What Watson doesn’t prefer to mention is the equipment change he made that serves as a not-so-subtle line of demarcation. The southpaw turned heads at the end of 2016 when he agreed to play a colored Volvik ball on Tour during the 2017 season, only to watch his results fall off a cliff. A return to the Titleist ball he previously used has coincided with some of the best results of his 12-year career.

“I don’t think it has had any (role) in my success,” Watson said. “My clubs weren’t going the distance that I used to. I couldn’t shape it the way I want to. Luckily for me, I know the problem, and the problem was with health and not all these other things.”

Regardless of the true source of his turnaround, Watson is back to doing what he does best. That includes carving up the handful of venues that most fit his unique eye, be they lined by thick kikuyu rough outside Los Angeles or dotted with menacing water hazards outside Hartford.

The artistic touch was on full display with his final swing of the day. Facing exactly 71 yards to a pin tucked barely over the edge of a yawning bunker on No. 18, Watson laid the face open on his 63-degree wedge and hit a cut shot that spun and checked to inside 3 feet.

“Teddy put his arm around me, like, ‘That was an amazing shot,’” Watson said. “He’s seen a lot of shots, he’s been out here for many years. So for him to realize it, and other players to text me and realize it, it was special.”

While it seemed at the time like a shot that gave Watson a glimmer of hope in his pursuit of Casey, it ultimately turned out to be the final highlight of a three-shot victory. It’s the type of shot that few, if any, of his peers can visualize, let alone execute with such exact precision with the tournament hanging in the balance.
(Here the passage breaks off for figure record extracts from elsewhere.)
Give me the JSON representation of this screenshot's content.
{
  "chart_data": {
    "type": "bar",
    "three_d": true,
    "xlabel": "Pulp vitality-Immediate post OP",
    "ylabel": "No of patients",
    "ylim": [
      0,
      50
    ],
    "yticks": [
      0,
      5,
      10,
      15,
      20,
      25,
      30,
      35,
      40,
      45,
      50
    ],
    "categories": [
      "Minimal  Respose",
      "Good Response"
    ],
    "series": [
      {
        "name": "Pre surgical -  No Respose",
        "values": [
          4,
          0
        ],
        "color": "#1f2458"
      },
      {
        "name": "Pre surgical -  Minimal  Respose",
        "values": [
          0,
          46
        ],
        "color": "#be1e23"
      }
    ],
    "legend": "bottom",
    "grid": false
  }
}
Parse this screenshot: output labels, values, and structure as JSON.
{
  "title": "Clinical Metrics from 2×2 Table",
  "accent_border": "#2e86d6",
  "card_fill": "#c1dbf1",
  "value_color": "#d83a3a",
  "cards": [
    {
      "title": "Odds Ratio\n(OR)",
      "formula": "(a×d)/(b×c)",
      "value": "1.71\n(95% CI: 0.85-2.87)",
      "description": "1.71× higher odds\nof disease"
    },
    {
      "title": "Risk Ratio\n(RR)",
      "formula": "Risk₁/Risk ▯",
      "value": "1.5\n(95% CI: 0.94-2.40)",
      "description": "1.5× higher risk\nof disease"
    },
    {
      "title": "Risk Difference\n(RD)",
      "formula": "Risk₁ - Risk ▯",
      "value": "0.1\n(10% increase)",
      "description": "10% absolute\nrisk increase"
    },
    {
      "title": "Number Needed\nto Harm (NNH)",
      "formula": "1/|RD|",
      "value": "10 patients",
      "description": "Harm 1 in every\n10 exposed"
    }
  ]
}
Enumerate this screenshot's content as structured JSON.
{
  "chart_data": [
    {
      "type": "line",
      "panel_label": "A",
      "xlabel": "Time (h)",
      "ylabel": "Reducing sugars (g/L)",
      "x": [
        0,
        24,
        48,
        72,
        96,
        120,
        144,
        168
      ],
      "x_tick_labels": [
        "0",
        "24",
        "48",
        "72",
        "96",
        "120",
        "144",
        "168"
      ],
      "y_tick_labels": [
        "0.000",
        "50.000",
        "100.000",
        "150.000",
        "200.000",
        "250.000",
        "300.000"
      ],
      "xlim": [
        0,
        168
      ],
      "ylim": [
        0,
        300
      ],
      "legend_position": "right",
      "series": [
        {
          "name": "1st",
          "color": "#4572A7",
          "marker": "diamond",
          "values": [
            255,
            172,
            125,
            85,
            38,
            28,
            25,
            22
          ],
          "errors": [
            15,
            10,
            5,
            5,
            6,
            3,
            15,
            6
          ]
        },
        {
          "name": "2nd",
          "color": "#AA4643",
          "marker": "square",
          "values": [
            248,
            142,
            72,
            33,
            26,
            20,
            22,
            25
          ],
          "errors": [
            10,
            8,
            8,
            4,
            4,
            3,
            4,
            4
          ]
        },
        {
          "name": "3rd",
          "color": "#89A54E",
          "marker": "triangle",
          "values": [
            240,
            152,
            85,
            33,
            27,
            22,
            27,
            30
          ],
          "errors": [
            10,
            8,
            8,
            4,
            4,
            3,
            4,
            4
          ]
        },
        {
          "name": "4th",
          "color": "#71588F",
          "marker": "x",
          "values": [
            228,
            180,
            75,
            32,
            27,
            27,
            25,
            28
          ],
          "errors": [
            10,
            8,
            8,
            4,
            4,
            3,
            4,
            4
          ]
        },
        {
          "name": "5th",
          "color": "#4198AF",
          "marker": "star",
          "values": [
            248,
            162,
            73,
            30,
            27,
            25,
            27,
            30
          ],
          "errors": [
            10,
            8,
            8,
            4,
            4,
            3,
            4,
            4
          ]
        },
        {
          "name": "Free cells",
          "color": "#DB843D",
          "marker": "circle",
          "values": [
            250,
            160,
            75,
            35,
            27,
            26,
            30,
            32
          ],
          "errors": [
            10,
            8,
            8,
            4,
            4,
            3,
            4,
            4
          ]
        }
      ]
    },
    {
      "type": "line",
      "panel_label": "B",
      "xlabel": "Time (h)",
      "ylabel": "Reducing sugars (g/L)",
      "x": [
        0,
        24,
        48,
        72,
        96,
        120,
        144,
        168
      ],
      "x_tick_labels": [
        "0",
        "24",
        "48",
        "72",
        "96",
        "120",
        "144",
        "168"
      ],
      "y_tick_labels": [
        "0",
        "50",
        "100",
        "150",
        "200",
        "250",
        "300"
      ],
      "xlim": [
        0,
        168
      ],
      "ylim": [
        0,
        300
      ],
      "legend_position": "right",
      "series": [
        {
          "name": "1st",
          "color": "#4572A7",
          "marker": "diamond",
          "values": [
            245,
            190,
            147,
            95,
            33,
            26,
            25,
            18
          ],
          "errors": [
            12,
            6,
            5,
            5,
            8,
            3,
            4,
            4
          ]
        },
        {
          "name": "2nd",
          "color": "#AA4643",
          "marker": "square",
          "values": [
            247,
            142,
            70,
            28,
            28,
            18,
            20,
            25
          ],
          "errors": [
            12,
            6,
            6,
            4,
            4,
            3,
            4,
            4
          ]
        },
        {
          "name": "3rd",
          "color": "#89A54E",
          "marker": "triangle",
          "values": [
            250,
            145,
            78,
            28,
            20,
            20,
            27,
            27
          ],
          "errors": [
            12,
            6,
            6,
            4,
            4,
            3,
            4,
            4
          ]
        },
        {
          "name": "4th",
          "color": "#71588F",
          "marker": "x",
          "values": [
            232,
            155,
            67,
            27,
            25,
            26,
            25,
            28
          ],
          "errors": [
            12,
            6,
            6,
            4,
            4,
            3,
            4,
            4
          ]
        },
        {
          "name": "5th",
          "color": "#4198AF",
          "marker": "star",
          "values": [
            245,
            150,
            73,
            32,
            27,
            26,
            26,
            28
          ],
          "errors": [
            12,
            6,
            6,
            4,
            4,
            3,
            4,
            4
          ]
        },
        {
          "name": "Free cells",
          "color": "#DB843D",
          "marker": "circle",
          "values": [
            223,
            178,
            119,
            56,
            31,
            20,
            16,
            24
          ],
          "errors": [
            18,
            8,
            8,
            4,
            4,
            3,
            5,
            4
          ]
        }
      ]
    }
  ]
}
It’s the type of shot that separates Watson – the quirky left-hander with the pink driver who openly talks about his struggles with on-course focus and abhors few things more than trying to hit a straight shot – from even the best in the game when things are firing on all cylinders.

“The skills have always been there, as you know. But he’s just more relaxed now,” Scott said. “And when these guys, obviously when they enjoy it, they can play at their best and not get too stressed.”